Inhibitory effects of VEGFR1 and VEGFR2 antibodies on tumor growth are partly attributed to anti-angiogenic influence
Decrease in tumor MVD in the MF-1 or DC101-treated animals (Figure 1C and Supplementary Figure S1B) prompted us to further examine whether the anti-tumor effects were due to inhibition of angiogenesis. We found that treatment with antibodies directed against human VEGFR1 and VEGFR2 (i.e. IMC-18F1 and IMC-1121B, respectively) reduced the proliferation of VEGF-stimulated HUVECs in a dose-dependent manner. Notably, a combination of both antibodies at low doses produced inhibitory effect comparable to high dose single-antibody treatments (Figure 2A). Moreover, the data from migration chamber assay showed that IMC-18F1 or IMC-1121B used alone at higher doses, or in combination with each other at low doses, abolished VEGF-stimulated migration of HUVECs (Figure 2B). Our results also showed that blockade of VEGFR1 and/or VEGFR2 significantly and dose-dependently decreased tube formation ability of HUVECs under VEGF stimulation (Figure 2C and Supplementary Figure S5A).
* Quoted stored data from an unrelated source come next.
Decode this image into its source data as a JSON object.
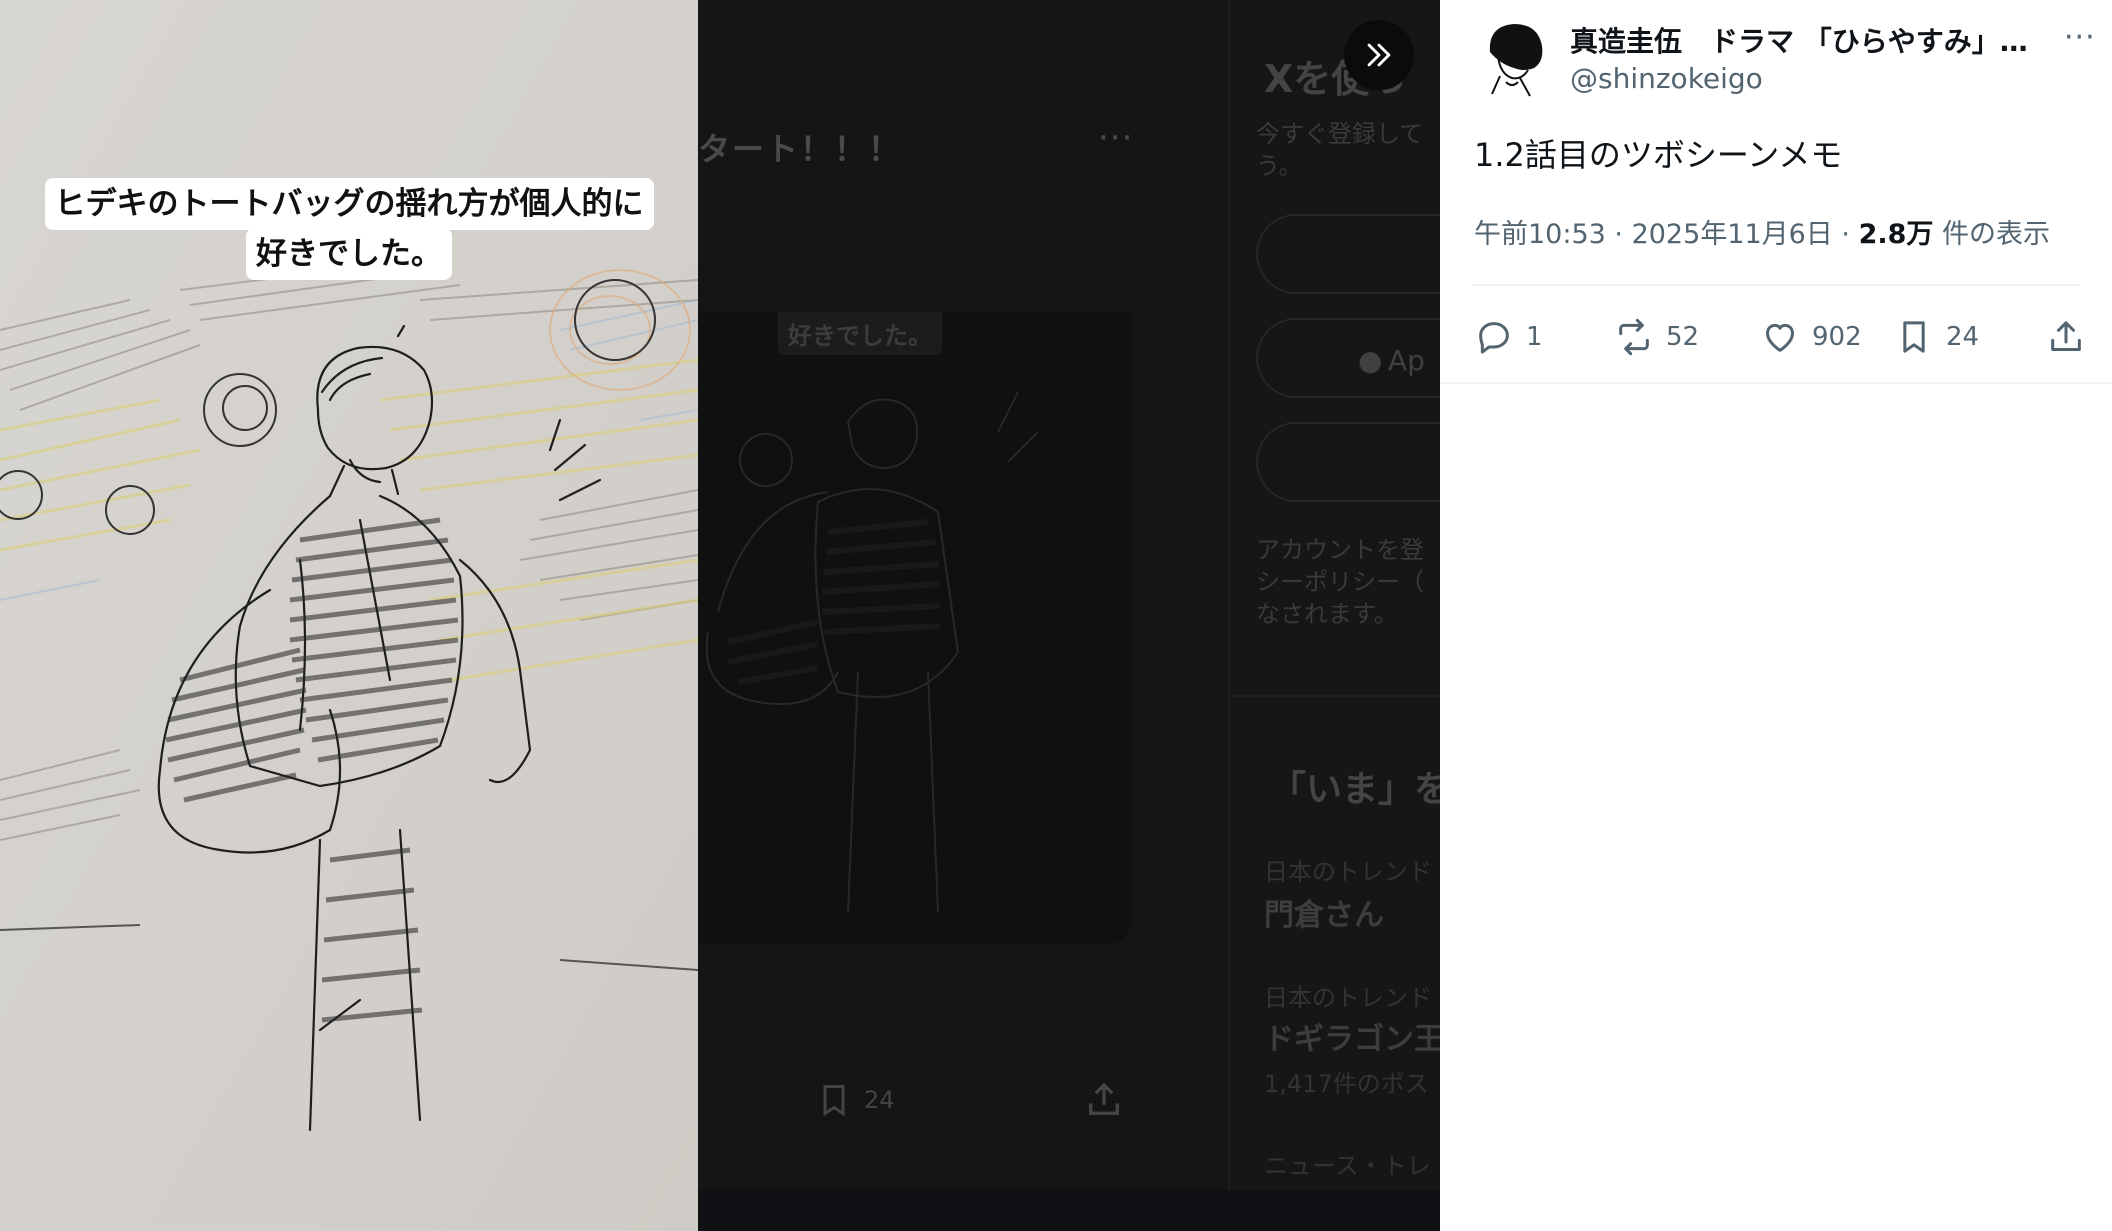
{
  "viewer": {
    "caption_line1": "ヒデキのトートバッグの揺れ方が個人的に",
    "caption_line2": "好きでした。"
  },
  "background_page": {
    "feed_title": "タート！！！",
    "feed_more": "···",
    "media_caption": "好きでした。",
    "bookmark_count": "24",
    "sidebar": {
      "heading": "Xを使っ",
      "intro": [
        "今すぐ登録して",
        "う。"
      ],
      "apple_button": "Ap",
      "legal": [
        "アカウントを登",
        "シーポリシー（",
        "なされます。"
      ],
      "trends_heading": "「いま」を",
      "trends": [
        {
          "category": "日本のトレンド",
          "name": "門倉さん",
          "posts": ""
        },
        {
          "category": "日本のトレンド",
          "name": "ドギラゴン王",
          "posts": "1,417件のポス"
        },
        {
          "category": "ニュース・トレ",
          "name": "",
          "posts": ""
        }
      ]
    }
  },
  "collapse_button": {
    "icon": "double-chevron-right-icon"
  },
  "tweet": {
    "display_name": "真造圭伍　ドラマ 「ひらやすみ」…",
    "handle": "@shinzokeigo",
    "more": "···",
    "text": "1.2話目のツボシーンメモ",
    "time": "午前10:53",
    "date": "2025年11月6日",
    "views_value": "2.8万",
    "views_label": "件の表示",
    "separator": " · ",
    "actions": {
      "replies": "1",
      "reposts": "52",
      "likes": "902",
      "bookmarks": "24"
    }
  },
  "colors": {
    "text_primary": "#0f1419",
    "text_secondary": "#536471",
    "divider": "#eff3f4",
    "paper": "#d6d3cf"
  }
}
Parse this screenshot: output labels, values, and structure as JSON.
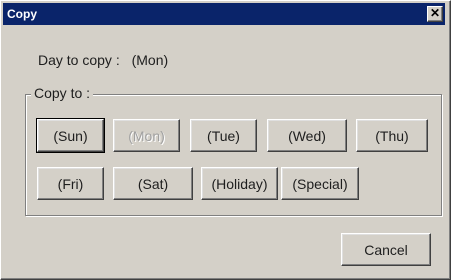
{
  "window": {
    "title": "Copy",
    "close_glyph": "✕"
  },
  "day": {
    "label": "Day to copy :",
    "value": "(Mon)"
  },
  "group": {
    "label": "Copy to :"
  },
  "buttons": {
    "sun": "(Sun)",
    "mon": "(Mon)",
    "tue": "(Tue)",
    "wed": "(Wed)",
    "thu": "(Thu)",
    "fri": "(Fri)",
    "sat": "(Sat)",
    "holiday": "(Holiday)",
    "special": "(Special)",
    "cancel": "Cancel"
  }
}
Western blot analysis showed that VEGF upregulated the expression of p-VEGFR1, p-VEGFR2, p-Src and p-ERK in HUVECs, and that VEGFR1 and VEGFR2 antibodies attenuated these effects (Figure 2D).
Figure 1: Blockade of VEGFR1 and VEGFR2 suppressed growth of human ESCC xenografts in nude mice. (A) Growth curves of KYSE30 and KYSE270 tumor xenografts. (B) Immunohistochemical analysis of the Ki-67 proliferation index in KYSE30 xenografts. (C) CD31-positive cells demonstrating micro-vessel density (MVD) in KYSE30 xenografts. Bars, SD; *, P < 0.05; **, P < 0.01, ***, P < 0.001 compared with isotype IgG-treated mice.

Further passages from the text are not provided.